O homo lusitanus em geral tem a mania que sabe falar "estrangeiro". Castelhano então é fácil, igualzinho ao português. Aliás ninguém percebe como é que os espanhóis não nos entendem, mesmo quando nos esforçamos por falar parecido com eles. Se calhar, e só para dar um exemplo, é porque quando procura um espacinho nas ruas de Madrid para "aparcar el coche", o tuga pergunta: "Por favior donde póssio estacioniar o cárrio?" OK, assim é difícil. Os espanhóis tão perdoados.

Mas foi dessa mania que surgiu uma palavra inexistente em espanhol. Essa palavra é "tequilla", ou como até já vi num aportuguesamento, "tequilha". Então como é que esse vocábulo alienígena surge? Ora, o tuga ouve um hispanohablante qualquer dizer "ella" (ela), "amarillo" (amarelo), "caballo" (cavalo) ou "bella" (bela, bonita) e deduz: "em espanhol, os eles andam sempre aos pares". Errado.
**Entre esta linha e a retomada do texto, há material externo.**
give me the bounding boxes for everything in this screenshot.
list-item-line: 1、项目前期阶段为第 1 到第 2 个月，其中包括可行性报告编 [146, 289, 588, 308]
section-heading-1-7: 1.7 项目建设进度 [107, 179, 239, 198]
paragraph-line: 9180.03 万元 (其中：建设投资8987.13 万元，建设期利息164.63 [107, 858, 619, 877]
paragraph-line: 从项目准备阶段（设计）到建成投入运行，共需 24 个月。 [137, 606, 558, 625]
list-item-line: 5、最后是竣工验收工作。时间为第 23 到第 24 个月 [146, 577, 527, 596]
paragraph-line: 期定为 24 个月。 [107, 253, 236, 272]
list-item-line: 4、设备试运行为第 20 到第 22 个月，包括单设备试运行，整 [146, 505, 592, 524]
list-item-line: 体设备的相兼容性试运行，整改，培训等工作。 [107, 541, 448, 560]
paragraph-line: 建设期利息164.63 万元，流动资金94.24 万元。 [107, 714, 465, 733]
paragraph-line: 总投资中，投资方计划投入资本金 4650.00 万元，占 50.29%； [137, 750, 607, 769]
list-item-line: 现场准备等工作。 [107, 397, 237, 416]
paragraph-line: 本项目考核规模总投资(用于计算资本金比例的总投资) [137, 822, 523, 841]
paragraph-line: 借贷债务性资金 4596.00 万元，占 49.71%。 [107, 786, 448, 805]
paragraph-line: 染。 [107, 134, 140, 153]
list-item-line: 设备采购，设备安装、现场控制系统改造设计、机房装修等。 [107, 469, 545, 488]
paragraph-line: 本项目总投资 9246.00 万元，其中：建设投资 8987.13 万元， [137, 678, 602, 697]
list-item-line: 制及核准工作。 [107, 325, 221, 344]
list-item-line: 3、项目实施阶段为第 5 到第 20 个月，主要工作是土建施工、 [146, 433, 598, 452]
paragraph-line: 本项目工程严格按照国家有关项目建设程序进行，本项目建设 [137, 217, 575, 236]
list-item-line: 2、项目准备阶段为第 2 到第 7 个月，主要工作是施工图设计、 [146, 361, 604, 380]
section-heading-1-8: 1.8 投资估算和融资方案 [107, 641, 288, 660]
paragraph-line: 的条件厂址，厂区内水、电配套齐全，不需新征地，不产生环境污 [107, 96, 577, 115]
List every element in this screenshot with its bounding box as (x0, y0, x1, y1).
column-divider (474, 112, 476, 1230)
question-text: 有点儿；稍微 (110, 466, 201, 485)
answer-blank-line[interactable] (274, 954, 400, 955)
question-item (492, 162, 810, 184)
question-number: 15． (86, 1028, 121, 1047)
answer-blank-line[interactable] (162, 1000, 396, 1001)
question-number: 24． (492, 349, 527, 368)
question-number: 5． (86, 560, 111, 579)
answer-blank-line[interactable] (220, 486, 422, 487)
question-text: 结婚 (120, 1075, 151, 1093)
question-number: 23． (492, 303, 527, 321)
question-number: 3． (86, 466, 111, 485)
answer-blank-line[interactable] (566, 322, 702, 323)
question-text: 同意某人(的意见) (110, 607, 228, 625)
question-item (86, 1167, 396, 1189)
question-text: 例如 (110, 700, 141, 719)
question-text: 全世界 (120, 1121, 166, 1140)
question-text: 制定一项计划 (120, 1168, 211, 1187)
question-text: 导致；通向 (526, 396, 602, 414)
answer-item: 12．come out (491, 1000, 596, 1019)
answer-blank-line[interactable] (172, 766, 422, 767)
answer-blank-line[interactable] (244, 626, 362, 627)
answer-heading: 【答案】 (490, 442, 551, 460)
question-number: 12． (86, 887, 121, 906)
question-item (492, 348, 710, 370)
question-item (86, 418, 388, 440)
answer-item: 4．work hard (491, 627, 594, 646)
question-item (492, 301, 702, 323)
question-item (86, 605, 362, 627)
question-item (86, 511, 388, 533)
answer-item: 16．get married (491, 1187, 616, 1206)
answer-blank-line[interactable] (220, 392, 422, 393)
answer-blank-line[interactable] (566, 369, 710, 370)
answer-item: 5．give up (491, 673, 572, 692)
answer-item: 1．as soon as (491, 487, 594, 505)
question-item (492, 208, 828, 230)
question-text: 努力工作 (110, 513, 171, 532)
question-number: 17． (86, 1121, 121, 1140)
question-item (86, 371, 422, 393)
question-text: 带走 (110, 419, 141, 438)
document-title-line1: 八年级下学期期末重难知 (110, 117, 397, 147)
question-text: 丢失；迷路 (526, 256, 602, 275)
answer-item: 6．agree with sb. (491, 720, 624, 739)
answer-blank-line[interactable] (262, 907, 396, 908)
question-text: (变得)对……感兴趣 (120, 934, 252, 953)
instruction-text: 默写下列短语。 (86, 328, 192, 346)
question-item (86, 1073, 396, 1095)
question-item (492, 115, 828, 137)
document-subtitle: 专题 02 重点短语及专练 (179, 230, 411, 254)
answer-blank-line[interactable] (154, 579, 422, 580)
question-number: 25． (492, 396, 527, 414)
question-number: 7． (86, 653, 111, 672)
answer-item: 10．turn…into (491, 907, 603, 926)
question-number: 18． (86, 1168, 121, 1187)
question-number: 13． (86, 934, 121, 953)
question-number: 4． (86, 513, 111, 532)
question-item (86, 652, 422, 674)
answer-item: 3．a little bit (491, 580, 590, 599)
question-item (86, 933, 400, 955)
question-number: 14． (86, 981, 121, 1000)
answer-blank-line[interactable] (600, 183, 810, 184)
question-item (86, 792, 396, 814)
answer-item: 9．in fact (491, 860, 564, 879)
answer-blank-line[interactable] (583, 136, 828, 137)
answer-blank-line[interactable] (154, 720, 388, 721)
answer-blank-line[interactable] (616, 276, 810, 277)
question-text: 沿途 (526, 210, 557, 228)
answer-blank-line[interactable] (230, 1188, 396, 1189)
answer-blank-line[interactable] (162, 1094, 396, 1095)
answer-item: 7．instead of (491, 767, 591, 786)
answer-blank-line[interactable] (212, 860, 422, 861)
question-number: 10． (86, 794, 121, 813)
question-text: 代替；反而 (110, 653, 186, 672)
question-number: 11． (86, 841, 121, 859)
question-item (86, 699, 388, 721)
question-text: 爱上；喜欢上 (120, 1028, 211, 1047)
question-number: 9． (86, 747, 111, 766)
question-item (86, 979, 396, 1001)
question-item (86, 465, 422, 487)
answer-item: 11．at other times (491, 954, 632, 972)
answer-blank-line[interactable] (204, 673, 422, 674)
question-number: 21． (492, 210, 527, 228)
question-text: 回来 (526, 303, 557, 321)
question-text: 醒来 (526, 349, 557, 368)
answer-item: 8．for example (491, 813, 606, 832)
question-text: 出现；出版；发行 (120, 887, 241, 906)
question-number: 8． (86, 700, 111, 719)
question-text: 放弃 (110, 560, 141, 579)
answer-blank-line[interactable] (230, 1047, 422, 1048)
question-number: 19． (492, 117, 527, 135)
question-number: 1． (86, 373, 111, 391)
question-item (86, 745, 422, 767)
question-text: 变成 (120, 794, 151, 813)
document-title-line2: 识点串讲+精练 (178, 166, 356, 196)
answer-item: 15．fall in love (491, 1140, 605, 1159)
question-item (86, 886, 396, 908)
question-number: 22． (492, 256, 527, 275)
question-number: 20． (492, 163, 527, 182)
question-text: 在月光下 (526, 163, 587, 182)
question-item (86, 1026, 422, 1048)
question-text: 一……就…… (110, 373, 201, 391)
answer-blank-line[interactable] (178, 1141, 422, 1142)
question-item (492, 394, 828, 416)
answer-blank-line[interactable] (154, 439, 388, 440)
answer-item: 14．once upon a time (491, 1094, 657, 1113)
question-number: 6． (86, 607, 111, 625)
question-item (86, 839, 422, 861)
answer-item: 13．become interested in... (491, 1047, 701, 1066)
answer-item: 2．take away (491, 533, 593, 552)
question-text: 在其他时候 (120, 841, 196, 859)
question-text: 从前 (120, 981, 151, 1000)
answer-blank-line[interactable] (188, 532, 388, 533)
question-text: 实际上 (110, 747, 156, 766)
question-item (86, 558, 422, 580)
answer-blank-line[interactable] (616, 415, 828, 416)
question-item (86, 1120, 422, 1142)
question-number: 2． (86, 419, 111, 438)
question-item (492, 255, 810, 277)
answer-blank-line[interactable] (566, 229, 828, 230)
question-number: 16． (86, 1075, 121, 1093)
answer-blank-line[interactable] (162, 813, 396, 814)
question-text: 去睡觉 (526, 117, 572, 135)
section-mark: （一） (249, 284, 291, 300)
Na língua de Cervantes, também há palavras só com um "l", letra que tem o mesmo som do "l" português.

Por isso, tuga, quando vais a Badajoz, escusas de procurar "caramelhos", que não vais encontrar. Experimenta "caramelos", como em português. Se queres visitar uns parentes imigrantes na América do Sul, não tentes comprar uma passagem para a "Venezuelha", porque esse país nem vem no mapa. Só vais encontrar "Venezuela", quer numa carta portuguesa, quer numa espanhola. À noite, se fores tomar uns copos, pede uma "tequila", que é como a bebida nacional do México se chama, tal como a cidade que lhe deu o nome.